The Devils plated another run in the sixth, and once again Raoul Torrez was involved. Marcel Champagnie started the rally with a walk after Kiel Roling was picked off first base for the second out of the inning. Jake Elmore followed with a walk that chased Bibona from the game. Reliever Kyle Necke faced just one batter and it was Torrez. Torrez single back up the middle plated Champagnie and put ASU ahead 4-1.

With Leake in control of the game, the Devils blew open the game in the seventh inning. Irvine began to get away from their winning formula, good defense and pitching.

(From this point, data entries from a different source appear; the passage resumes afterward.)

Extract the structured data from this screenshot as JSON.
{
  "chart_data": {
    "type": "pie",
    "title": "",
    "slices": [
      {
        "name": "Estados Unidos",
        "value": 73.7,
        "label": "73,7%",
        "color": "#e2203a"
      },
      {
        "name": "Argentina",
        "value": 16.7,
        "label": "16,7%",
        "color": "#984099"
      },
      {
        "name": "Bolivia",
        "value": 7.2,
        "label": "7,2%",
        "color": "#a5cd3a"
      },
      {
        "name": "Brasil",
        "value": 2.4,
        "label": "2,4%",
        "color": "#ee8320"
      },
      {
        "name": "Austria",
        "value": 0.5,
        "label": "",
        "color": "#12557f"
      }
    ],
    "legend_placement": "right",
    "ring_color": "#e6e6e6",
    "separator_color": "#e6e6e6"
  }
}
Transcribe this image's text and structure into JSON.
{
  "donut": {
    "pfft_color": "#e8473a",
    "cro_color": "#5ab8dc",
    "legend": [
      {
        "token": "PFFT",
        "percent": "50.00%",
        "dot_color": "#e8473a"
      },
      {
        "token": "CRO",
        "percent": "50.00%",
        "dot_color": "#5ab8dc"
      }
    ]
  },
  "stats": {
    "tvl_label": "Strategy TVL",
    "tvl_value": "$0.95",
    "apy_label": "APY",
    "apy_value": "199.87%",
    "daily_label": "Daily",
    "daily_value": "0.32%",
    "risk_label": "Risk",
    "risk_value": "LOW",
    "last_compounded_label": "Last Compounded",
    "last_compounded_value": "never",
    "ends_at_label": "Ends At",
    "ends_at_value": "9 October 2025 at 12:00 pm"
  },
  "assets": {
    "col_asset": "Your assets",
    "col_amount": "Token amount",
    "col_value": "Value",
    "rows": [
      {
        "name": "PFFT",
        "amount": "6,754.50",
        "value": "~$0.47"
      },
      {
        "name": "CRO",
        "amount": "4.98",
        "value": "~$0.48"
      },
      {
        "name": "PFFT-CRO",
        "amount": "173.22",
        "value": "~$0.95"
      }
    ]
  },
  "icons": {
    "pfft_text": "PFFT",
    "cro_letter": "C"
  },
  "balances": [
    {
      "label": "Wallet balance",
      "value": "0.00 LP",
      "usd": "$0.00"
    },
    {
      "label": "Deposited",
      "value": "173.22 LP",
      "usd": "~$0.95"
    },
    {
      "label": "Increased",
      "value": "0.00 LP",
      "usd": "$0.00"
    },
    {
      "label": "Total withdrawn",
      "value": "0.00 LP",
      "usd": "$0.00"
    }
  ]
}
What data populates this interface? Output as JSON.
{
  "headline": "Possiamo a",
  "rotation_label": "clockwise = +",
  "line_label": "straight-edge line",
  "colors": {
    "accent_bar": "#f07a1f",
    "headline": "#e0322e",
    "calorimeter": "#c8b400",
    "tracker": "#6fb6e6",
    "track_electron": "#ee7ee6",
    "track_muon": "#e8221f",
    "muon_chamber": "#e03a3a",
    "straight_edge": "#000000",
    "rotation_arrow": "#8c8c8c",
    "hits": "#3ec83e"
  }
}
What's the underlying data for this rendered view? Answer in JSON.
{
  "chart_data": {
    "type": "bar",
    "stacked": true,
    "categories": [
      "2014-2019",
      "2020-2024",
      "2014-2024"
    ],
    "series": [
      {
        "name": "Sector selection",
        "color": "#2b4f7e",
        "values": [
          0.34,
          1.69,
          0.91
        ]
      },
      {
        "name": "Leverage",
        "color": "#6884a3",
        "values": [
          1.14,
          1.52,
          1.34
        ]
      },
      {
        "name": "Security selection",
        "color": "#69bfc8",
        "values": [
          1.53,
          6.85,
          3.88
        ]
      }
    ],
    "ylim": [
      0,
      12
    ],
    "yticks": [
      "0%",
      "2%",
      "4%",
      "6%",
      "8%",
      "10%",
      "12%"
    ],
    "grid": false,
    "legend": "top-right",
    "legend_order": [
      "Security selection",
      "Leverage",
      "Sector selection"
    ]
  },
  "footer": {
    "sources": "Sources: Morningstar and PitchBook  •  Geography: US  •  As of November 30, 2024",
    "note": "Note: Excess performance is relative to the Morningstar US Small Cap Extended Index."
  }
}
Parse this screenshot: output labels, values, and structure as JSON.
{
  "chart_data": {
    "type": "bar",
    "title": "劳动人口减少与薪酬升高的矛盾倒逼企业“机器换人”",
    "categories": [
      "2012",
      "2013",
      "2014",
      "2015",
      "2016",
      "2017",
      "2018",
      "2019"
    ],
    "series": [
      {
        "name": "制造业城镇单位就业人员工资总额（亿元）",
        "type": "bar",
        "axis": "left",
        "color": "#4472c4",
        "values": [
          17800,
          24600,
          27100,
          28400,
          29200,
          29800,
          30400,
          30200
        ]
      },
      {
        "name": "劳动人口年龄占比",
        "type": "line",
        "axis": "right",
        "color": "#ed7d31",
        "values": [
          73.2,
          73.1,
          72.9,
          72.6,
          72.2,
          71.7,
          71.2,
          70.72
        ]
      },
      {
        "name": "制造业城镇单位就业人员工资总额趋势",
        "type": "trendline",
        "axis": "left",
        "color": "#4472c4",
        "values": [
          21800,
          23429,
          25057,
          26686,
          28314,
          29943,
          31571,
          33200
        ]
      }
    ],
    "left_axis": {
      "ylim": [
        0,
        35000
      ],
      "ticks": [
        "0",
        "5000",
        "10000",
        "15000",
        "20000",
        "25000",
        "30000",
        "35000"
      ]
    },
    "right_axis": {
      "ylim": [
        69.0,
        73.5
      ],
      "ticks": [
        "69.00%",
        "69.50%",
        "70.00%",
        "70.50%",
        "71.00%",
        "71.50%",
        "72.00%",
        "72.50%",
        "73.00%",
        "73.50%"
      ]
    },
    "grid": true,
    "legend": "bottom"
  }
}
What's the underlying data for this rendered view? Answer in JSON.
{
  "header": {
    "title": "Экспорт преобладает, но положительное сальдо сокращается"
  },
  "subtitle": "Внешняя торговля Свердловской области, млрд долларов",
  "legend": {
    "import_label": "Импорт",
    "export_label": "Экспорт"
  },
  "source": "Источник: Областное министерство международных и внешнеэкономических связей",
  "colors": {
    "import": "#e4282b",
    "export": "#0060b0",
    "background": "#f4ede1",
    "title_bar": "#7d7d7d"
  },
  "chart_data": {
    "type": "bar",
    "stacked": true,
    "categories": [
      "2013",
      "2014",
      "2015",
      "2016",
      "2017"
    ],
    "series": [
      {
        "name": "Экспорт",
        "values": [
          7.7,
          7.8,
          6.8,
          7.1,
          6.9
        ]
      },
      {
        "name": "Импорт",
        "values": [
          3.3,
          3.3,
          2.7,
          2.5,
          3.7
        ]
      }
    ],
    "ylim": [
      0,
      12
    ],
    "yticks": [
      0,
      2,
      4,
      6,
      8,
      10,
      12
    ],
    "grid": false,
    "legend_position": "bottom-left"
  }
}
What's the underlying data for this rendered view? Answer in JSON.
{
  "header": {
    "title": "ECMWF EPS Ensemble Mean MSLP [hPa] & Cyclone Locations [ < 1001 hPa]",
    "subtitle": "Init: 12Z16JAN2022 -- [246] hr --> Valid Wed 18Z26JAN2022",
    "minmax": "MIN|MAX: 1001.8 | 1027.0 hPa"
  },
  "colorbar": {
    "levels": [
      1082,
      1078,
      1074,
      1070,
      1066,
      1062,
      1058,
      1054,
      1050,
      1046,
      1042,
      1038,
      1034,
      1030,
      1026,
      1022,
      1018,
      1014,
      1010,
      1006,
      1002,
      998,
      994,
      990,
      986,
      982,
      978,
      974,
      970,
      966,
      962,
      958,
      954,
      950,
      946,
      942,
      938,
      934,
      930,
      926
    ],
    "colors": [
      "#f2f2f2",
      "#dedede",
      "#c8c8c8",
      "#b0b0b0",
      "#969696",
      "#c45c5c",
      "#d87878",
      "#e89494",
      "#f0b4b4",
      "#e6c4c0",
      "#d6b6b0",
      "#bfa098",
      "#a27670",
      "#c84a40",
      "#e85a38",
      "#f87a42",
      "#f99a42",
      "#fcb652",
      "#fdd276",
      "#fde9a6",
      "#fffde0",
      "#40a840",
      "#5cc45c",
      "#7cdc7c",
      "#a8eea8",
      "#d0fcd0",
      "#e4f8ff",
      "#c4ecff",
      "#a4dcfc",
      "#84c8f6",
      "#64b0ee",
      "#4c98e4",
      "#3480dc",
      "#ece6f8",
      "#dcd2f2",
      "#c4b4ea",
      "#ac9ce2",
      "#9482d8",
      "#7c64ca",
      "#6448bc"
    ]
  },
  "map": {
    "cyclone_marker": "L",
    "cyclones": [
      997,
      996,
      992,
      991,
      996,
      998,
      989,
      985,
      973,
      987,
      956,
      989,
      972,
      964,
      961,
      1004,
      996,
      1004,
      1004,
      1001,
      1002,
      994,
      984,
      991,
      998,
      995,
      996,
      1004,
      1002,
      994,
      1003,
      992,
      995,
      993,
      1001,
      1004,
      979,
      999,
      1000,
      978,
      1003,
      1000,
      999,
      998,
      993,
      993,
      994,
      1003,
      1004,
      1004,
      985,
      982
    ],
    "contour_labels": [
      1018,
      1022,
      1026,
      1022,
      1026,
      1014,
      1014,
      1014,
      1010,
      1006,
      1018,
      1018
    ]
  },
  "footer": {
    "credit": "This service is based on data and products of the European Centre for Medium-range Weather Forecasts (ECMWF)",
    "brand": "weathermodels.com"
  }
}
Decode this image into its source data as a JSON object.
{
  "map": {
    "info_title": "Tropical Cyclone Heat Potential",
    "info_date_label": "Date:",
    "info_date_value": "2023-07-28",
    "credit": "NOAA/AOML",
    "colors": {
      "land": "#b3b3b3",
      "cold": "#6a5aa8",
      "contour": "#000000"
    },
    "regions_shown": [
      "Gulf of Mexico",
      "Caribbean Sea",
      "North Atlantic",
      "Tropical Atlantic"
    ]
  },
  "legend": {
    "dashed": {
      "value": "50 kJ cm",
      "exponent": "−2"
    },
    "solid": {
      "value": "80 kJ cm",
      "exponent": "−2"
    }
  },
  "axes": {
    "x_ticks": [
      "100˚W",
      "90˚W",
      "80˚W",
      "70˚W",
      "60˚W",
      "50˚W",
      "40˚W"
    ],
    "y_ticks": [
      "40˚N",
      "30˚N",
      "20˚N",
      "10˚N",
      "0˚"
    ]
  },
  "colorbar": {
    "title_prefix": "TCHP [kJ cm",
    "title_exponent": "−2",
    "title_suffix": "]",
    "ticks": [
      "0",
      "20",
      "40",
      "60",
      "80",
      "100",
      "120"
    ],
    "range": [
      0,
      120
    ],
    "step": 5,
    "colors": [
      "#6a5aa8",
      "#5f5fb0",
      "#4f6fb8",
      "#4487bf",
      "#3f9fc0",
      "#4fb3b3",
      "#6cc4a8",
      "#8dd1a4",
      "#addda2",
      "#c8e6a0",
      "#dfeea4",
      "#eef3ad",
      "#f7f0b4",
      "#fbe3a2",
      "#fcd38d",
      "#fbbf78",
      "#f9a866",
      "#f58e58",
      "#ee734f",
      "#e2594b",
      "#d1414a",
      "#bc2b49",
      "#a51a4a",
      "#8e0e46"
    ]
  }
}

"When we put pressure on the other team, I think good things happen. We have the capability of doing that," said Murphy.

Irvine leftfielder Brock Bardeen dropped a routine fly ball off the bat of Jason Kipnis, starting the Devils' rally and was just a sign of things to come for the Anteaters. Ike Davis quickly followed the error with his fourth hit of the day to score Kipnis.

Brett Wallace would then reach on an error by shortstop Ben Orloff sending Davis to third. Petey Paramore singled to score Davis and after Roling was hit by a pitch, Champagnie chopped a single over the third baseman's head to score two more ASU runs and made the score 8-1.

Roling and Champagnie would add RBI singles in the 8th to cap the scoring for the Devils and put them in front 11-1.

"I think Kiel is getting a bit more confident, he has a ways to go but he is getting more confident," said Murphy, "If you play every day you get more experience and things either start coming for you or you melt down and I think he is taking the road of swinging it good."

Roling finished 3-4 with an RBI on the day and has seemed to bounce back over the weekend, after struggling to start the season.

Leake was back out on the mound for the ninth, trying for his first complete game of the season. The sophomore right-hander gave up a one-out single to pinch hitter Sammy Donabedian and after striking out Mike Pugliese, Anteater designated hitter sent a 0-2 pitch deep over the left field fence for a two run homer. Leake bounced back and struck out Eric Deragisch to end the ball game and to pick up his fifth victory of the season.

Davis finished the day 4-5 with three RBIs. Marcel Champagnie was 3-4 with three RBIs and Paramore and Torrez each finished with two hits, along with Roling.

The Devils now head into Pac-10 play at 22-1, but Murphy still sees areas of improvement, mainly on the base paths and cutting down on strikeouts.

"I don't think we are as ready as we can be," said Murphy, "I think there are so many areas we can be better at. It looks like we are great. You play most of your games at home, we did play a great schedule, there is nobody playing a better non-league schedule, but we haven't been challenged that much as terms of adversity, off the field we have, on the field we'll face some more adversity."

The Devils will return to action on Friday when they host the USC Trojans at Packard Stadium for a three game series. The Trojans already have one Pac-10 series under their belts, taking two of three from another conference contender, the Arizona Wildcats.

"We're the most inexperienced team in the Pac 10, no teams has only four starters returning. There are only two teams that don't have seven returning starters or more coming back. We have the least experienced team coming back and we're favored. That's what is crazy about it," said Murphy.